= European Climate Initiative =

Climate Action connecting Europe

The European Climate Initiative (EUKI) is a funding instrument of the German Federal Ministry for the Environment, Climate Action, Nature Conservation and Nuclear Safety (BMUKN). The overall objective of the EUKI is to promote cooperation in the European Union (EU) to reduce greenhouse gas emissions.

The European Climate Initiative finances cross-border climate action projects. of public and civil society actors such as non-governmental organizations, scientific institutes and municipalities. Currently (as of December 2025), the EUKI promotes and finances 232 projects in 31 European countries. More than 450 implementing organizations and implementing partners are active in the projects. The funding volume amounts to 127 million euros. The EUKI forms the link between the National and the International Climate Initiative.

== History ==
In November 2016, the German government decided to fund the European Climate Initiative and made funds available for the 2017 federal budget. In April 2017, the first EU-wide call for project ideas was launched, with 67 project proposals received and 22 projects selected for funding. In May 2017, the EUKI Secretariat established its office at the Deutsche Gesellschaft für Internationale Zusammenarbeit (GIZ). A few months later, in September 2017, the first projects started their work.

During the first EUKI annual conference in Berlin in February 2018, the publication of a second call for project ideas was announced. From 85 project outlines, EUKI subsequently selected 22 proposals for funding. The calls for projects are held annually and support between 20 and 30 projects each year. In 2026, the 10th EUKI call for project was conducted.

== Objectives ==

The overall objective of the EUKI is to promote cooperation within the European Union to reduce greenhouse gas emissions. The work focuses on three approaches to support public and civil society actors in climate action and to initiate a transformative change in Europe to mitigate greenhouse gases.
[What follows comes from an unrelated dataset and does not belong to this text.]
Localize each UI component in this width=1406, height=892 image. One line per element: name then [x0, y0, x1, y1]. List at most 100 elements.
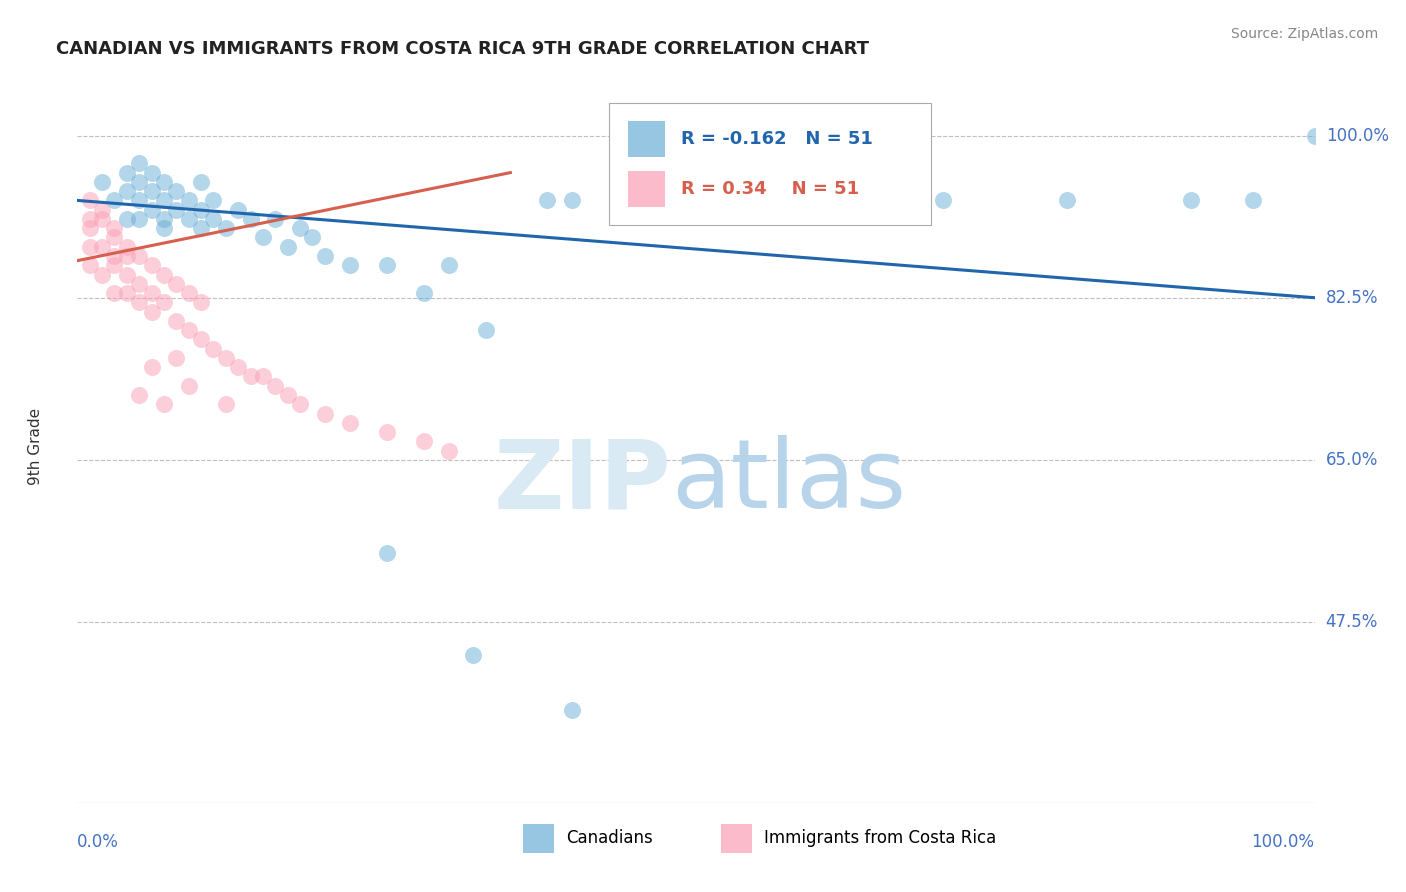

Specifically, the EUKI pursues three approaches:

- Raise awareness and bundle knowledge
- Build networks and share models of success
- Build capacities

== Project funding ==

There are two ways to receive funding or contracts under the EUKI: The annual, EU-wide call for project ideas selects organizations with future-oriented ideas for European climate action. In addition, the German Federal Ministry for the Environment finances specific projects that pursue predefined climate policy goals. The target groups of the bilateral and multilateral measures to be funded are governments, local authorities, civil society, consumers and - where permitted under state aid law - the industry. Geographically there is a focus on cooperation with Central, Eastern, South Eastern and Southern Europe

=== Call for Project Ideas ===

Once a year, the EUKI publishes a call for project ideas in which committed actors and cross-border networks within the EU can apply for funding. Innovative climate action ideas from non-governmental organizations, public authorities, non-profit companies and scientific and educational institutions are selected for funding. Projects are sought in which partners from two or more EU countries work together. The EUKI funds the majority of its projects through the call for project ideas which is implemented by the Deutsche Gesellschaft für Internationale Zusammenarbeit (GIZ) on behalf of the BMUKN.

=== Tenders ===

Within the framework of tenders the BMUKN commissions selected projects and studies. These are intended to contribute to the direct implementation of agreements with EU partner countries and climate policy goals of the German government in Europe. The concept development for these projects takes place in consultation with the respective partner countries within the framework of bilateral initiatives. In addition, the ministry awards contracts for the scientific monitoring and evaluation of the EUKI as well as for the support of the BMUKN in questions of EU climate policy.

== EUKI Academy ==

In addition to funding, EUKI supports the strengthening of methodological, technical and commercial competencies as well as the dissemination of knowledge on climate action. Corresponding training events are offered within the framework of the EUKI Academy. The EUKI also promotes the networking of implementers and thus contributes to the establishment of a community of practice of committed experts in climate action across professional and national borders.

EUKI regularly offers webinars on climate-relevant topics such as climate policy or structural change in coal regions. In addition, there are further training courses on methodological topics such as project management or public relations. EUKI also publishes results and studies of the funded projects.

== Thematic priorities and project examples ==

The European Climate Initiative promotes ideas for cross-border EU-wide climate action.

Projects funded include socially responsible structural change in coal regions, awareness-raising in schools,, exchanges on national and European climate policy, and the strengthening of cycling in urban areas.